RBS hit with fresh US lawsuit

US government agency the Federal Deposit Insurance Corporation has named Royal Bank of Scotland and Lloyds in a lawsuit it has filed against some of the UK’s largest banks over manipulation of Libor.

The FDIC claims that the conduct of the UK banks skewed Libor against the banks it had to rescue during the financial crisis, meaning the claim has the potential to become the largest Libor-related lawsuit yet.

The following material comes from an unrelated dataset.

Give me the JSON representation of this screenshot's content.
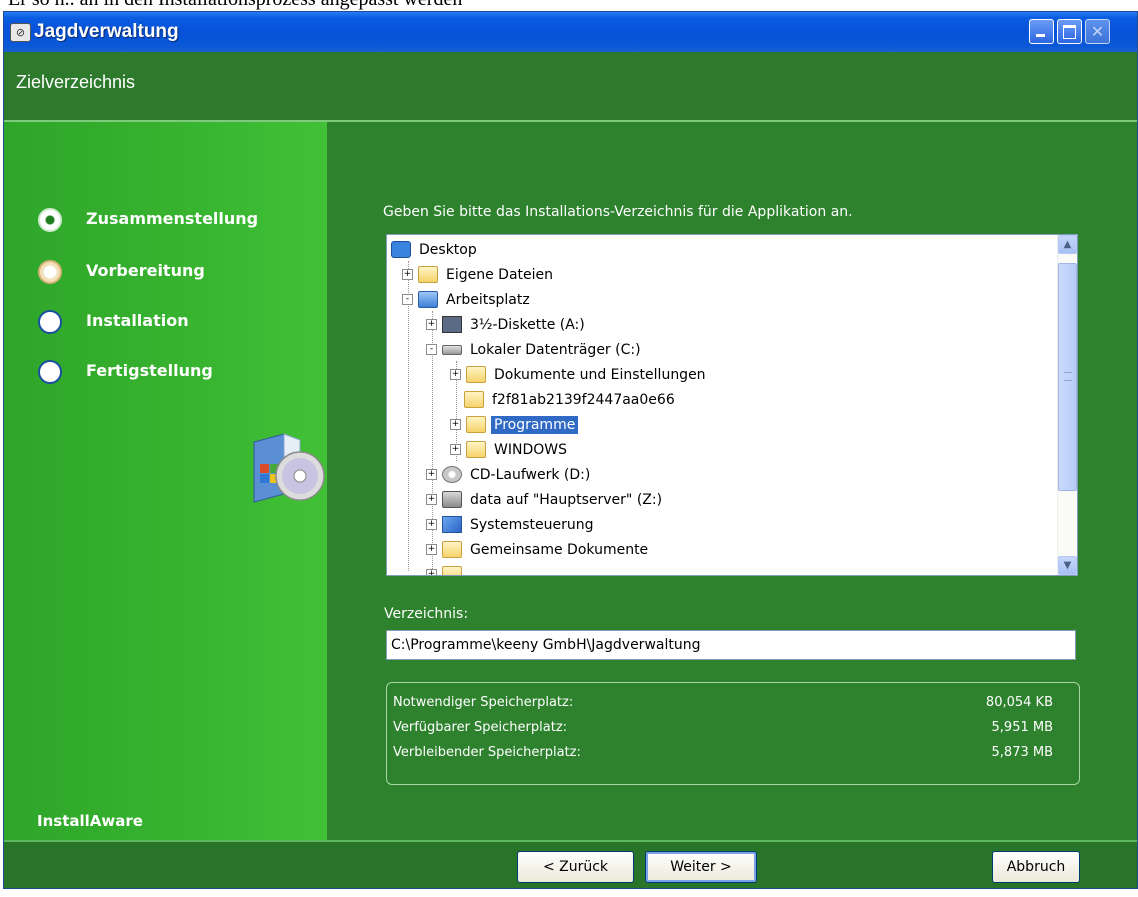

The US agency has brought the claim against nine banks at the High Court, in which it alleges that the banks, which also includes Barclays, colluded to hold down borrowing rates through the Libor mechanism for several years, a practice known as “lowballing”, to give the market a false idea of their financial health.



According to The Times newspaper, a figure has not been put on the claim, but 39 defunct banks that the agency rescued during the crisis had been worth more than $440bn with a combined turnover of $114bn at the end of 2007.

The failed banks all had a variety of assets that derived their prices from the benchmark at the time of their demise, according to the lawsuit.

The filing cites a 2008 memo from the BBA stating that USD Libor was 20 to 30bps lower than it should have been and lenders might “float the dollar rate slightly, gently, up” via a “co-ordinated action”.

Only last month, still 73 per cent state-owned RBS agreed to pay £4.2 billion in a settlement with US authority, the Federal Housing Finance Agency (“FHFA”), to resolve the scandal over its role in the sale of so-called “toxic” sub-prime mortgages that played a major role in the onset of the financial crisis of 2008.

Fines, legal bills and the cost of compensating mistreated customers reached £264 billion for 20 of the world’s biggest banks over the five years to 2016, according to new research from the CCP Research Foundation, one of the few bodies that analyses the “conduct costs” of banks.

The figure is higher than in the previous five-year period – when the costs amounted to £252 billion – and is up 32 per cent on the period 2008-12, raising doubts about efforts by the major financial services players to restore trust in the sector.